Each team also attempted molecular dating to interpret their evidence in the context of the sloth fossil record in order to make predictions about when the different major groups separated from one another. This led to another major surprise: the combined molecular evidence suggests that the West Indian sloths, known as megalocnids, diverged from the ancestor of both megatherioids and mylodontoids more than 30 million years ago. The first sloths to reach the Greater Antilles may have entered over a temporary land connection between these islands and South America. In taxonomic terms, that makes them the closest relatives or sister group of all other sloths, whereas they had previously been regarded as a minor, late-evolving group within the megatherioid radiation. Another finding at odds with traditional taxonomy is that Megalonyx, previously thought to be a close relative of the unau (two-toed sloth), appears to be more closely related to the ai (three-toed sloth).

A photo of a fossil of Lestodon, a mylodontoid ground sloth from South America, on display at the American Museum of Natural History.
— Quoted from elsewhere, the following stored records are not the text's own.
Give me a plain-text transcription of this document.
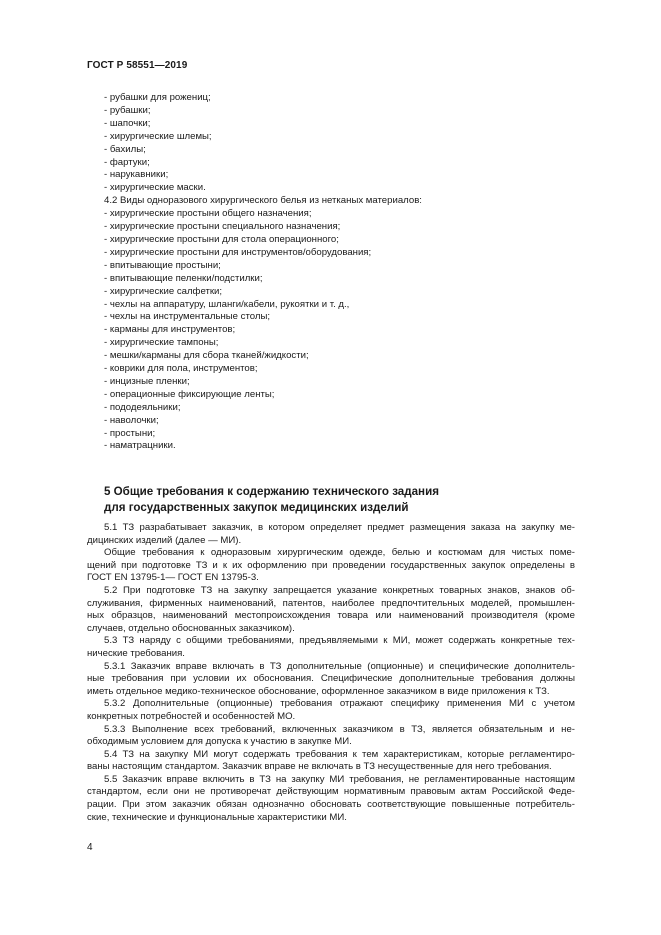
ГОСТ Р 58551—2019
- рубашки для рожениц;
- рубашки;
- шапочки;
- хирургические шлемы;
- бахилы;
- фартуки;
- нарукавники;
- хирургические маски.
4.2 Виды одноразового хирургического белья из нетканых материалов:
- хирургические простыни общего назначения;
- хирургические простыни специального назначения;
- хирургические простыни для стола операционного;
- хирургические простыни для инструментов/оборудования;
- впитывающие простыни;
- впитывающие пеленки/подстилки;
- хирургические салфетки;
- чехлы на аппаратуру, шланги/кабели, рукоятки и т. д.,
- чехлы на инструментальные столы;
- карманы для инструментов;
- хирургические тампоны;
- мешки/карманы для сбора тканей/жидкости;
- коврики для пола, инструментов;
- инцизные пленки;
- операционные фиксирующие ленты;
- пододеяльники;
- наволочки;
- простыни;
- наматрацники.
5 Общие требования к содержанию технического задания
для государственных закупок медицинских изделий

5.1 ТЗ разрабатывает заказчик, в котором определяет предмет размещения заказа на закупку ме-
дицинских изделий (далее — МИ).

Общие требования к одноразовым хирургическим одежде, белью и костюмам для чистых поме-
щений при подготовке ТЗ и к их оформлению при проведении государственных закупок определены в
ГОСТ EN 13795-1— ГОСТ EN 13795-3.

5.2 При подготовке ТЗ на закупку запрещается указание конкретных товарных знаков, знаков об-
служивания, фирменных наименований, патентов, наиболее предпочтительных моделей, промышлен-
ных образцов, наименований местопроисхождения товара или наименований производителя (кроме
случаев, отдельно обоснованных заказчиком).

5.3 ТЗ наряду с общими требованиями, предъявляемыми к МИ, может содержать конкретные тех-
нические требования.

5.3.1 Заказчик вправе включать в ТЗ дополнительные (опционные) и специфические дополнитель-
ные требования при условии их обоснования. Специфические дополнительные требования должны
иметь отдельное медико-техническое обоснование, оформленное заказчиком в виде приложения к ТЗ.

5.3.2 Дополнительные (опционные) требования отражают специфику применения МИ с учетом
конкретных потребностей и особенностей МО.

5.3.3 Выполнение всех требований, включенных заказчиком в ТЗ, является обязательным и не-
обходимым условием для допуска к участию в закупке МИ.

5.4 ТЗ на закупку МИ могут содержать требования к тем характеристикам, которые регламентиро-
ваны настоящим стандартом. Заказчик вправе не включать в ТЗ несущественные для него требования.

5.5 Заказчик вправе включить в ТЗ на закупку МИ требования, не регламентированные настоящим
стандартом, если они не противоречат действующим нормативным правовым актам Российской Феде-
рации. При этом заказчик обязан однозначно обосновать соответствующие повышенные потребитель-
ские, технические и функциональные характеристики МИ.

4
Credit: AMNH/D. Finnin

“The combined molecular results are surprising on many levels,” said Graham Slater, an assistant professor of geophysical sciences at the University of Chicago, who was involved in the protein paper. “Not only do they rewrite sloth classification, they suggest much of what we thought we knew about how sloths evolved may be wrong. We’ve been used to thinking that today’s sloths evolved independently for life in the trees from a ground-dwelling ancestor, but our results suggest that the basal, or ancestral, sloth may have been at home in both.”
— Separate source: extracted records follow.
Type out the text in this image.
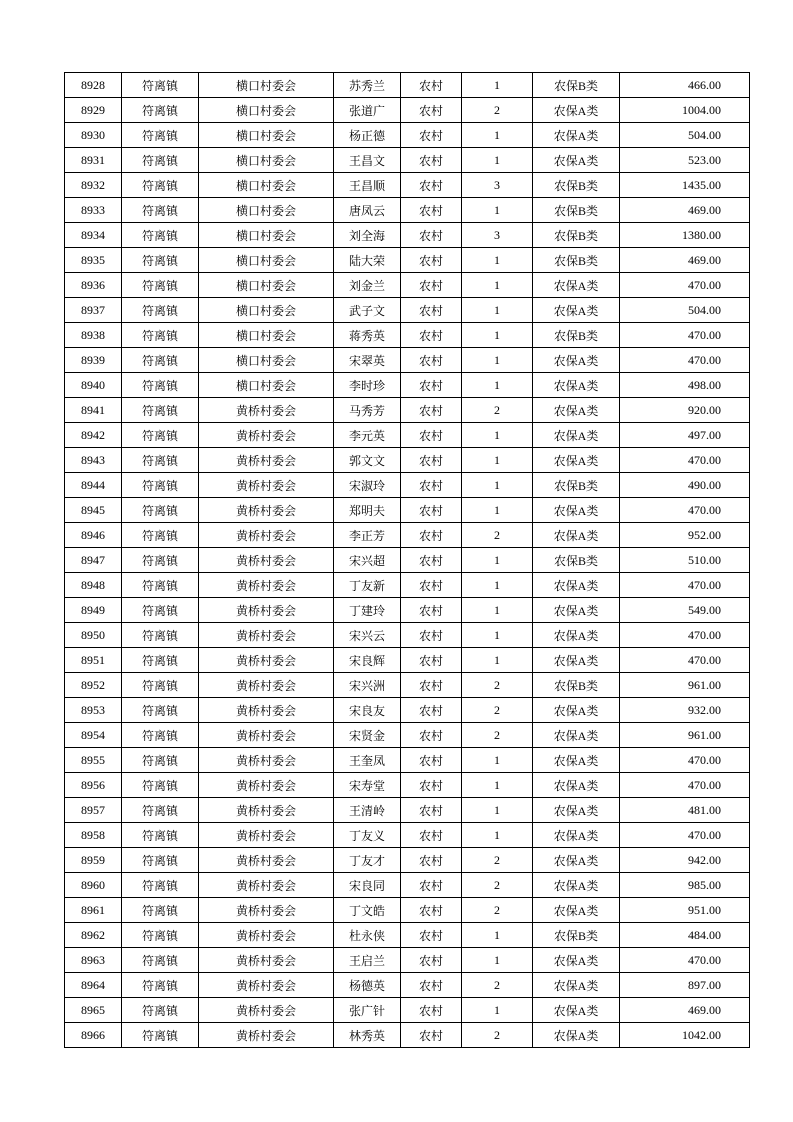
8928	符离镇	横口村委会	苏秀兰	农村	1	农保B类	466.00
8929	符离镇	横口村委会	张道广	农村	2	农保A类	1004.00
8930	符离镇	横口村委会	杨正德	农村	1	农保A类	504.00
8931	符离镇	横口村委会	王昌文	农村	1	农保A类	523.00
8932	符离镇	横口村委会	王昌顺	农村	3	农保B类	1435.00
8933	符离镇	横口村委会	唐凤云	农村	1	农保B类	469.00
8934	符离镇	横口村委会	刘全海	农村	3	农保B类	1380.00
8935	符离镇	横口村委会	陆大荣	农村	1	农保B类	469.00
8936	符离镇	横口村委会	刘金兰	农村	1	农保A类	470.00
8937	符离镇	横口村委会	武子文	农村	1	农保A类	504.00
8938	符离镇	横口村委会	蒋秀英	农村	1	农保B类	470.00
8939	符离镇	横口村委会	宋翠英	农村	1	农保A类	470.00
8940	符离镇	横口村委会	李时珍	农村	1	农保A类	498.00
8941	符离镇	黄桥村委会	马秀芳	农村	2	农保A类	920.00
8942	符离镇	黄桥村委会	李元英	农村	1	农保A类	497.00
8943	符离镇	黄桥村委会	郭文文	农村	1	农保A类	470.00
8944	符离镇	黄桥村委会	宋淑玲	农村	1	农保B类	490.00
8945	符离镇	黄桥村委会	郑明夫	农村	1	农保A类	470.00
8946	符离镇	黄桥村委会	李正芳	农村	2	农保A类	952.00
8947	符离镇	黄桥村委会	宋兴超	农村	1	农保B类	510.00
8948	符离镇	黄桥村委会	丁友新	农村	1	农保A类	470.00
8949	符离镇	黄桥村委会	丁建玲	农村	1	农保A类	549.00
8950	符离镇	黄桥村委会	宋兴云	农村	1	农保A类	470.00
8951	符离镇	黄桥村委会	宋良辉	农村	1	农保A类	470.00
8952	符离镇	黄桥村委会	宋兴洲	农村	2	农保B类	961.00
8953	符离镇	黄桥村委会	宋良友	农村	2	农保A类	932.00
8954	符离镇	黄桥村委会	宋贤金	农村	2	农保A类	961.00
8955	符离镇	黄桥村委会	王奎凤	农村	1	农保A类	470.00
8956	符离镇	黄桥村委会	宋寿堂	农村	1	农保A类	470.00
8957	符离镇	黄桥村委会	王清岭	农村	1	农保A类	481.00
8958	符离镇	黄桥村委会	丁友义	农村	1	农保A类	470.00
8959	符离镇	黄桥村委会	丁友才	农村	2	农保A类	942.00
8960	符离镇	黄桥村委会	宋良同	农村	2	农保A类	985.00
8961	符离镇	黄桥村委会	丁文皓	农村	2	农保A类	951.00
8962	符离镇	黄桥村委会	杜永侠	农村	1	农保B类	484.00
8963	符离镇	黄桥村委会	王启兰	农村	1	农保A类	470.00
8964	符离镇	黄桥村委会	杨德英	农村	2	农保A类	897.00
8965	符离镇	黄桥村委会	张广针	农村	1	农保A类	469.00
8966	符离镇	黄桥村委会	林秀英	农村	2	农保A类	1042.00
One reason for this thinking is that most of the West Indian sloths appear to have been highly arboreal, with some showing adaptations quite similar to those of the living tree sloths.

“Although the molecular results conflict with current paleontological views based on anatomical features, there can be only one history of life,” said MacPhee.

“The job now is to reconcile these differing methods of inference, which means a lot more work on everyone’s part. We are going to learn a lot, and that’s exciting.”

The paleoproteomic investigation was supported by the U.S. National Science Foundation, under grant #s OPP 0636639 and DEB 1547414. The mitogenomic investigation was supported by grants from the French National Centre for Scientific Research (CNRS), the University of Montpellier (UM), the French National Research Agency (CEBA, ANR-10-LABX-25-01; CEMEB, ANR-10-LABX-0004; GAARAnti, ANR-17-CE31-0009), the Natural Sciences and Engineering Research Council of Canada (NSERC, no. RGPIN04184-15), and the Canada Research Chairs programme.

“Until recently, extinct organisms could only be included in genealogical analyses of living organisms by using data based on their morphology or appearance,” said Simon Malcomber, a program director at the National Science Foundation, which funded the paleoproteomic research. “This research shows how the combined molecular analyses of extinct and living relatives can provide surprising–and exciting–new insights into how life on Earth has evolved. These new extraction methods open the door to fresh examination of relationships between living and extinct organisms, and how the diversity of life has changed over time.”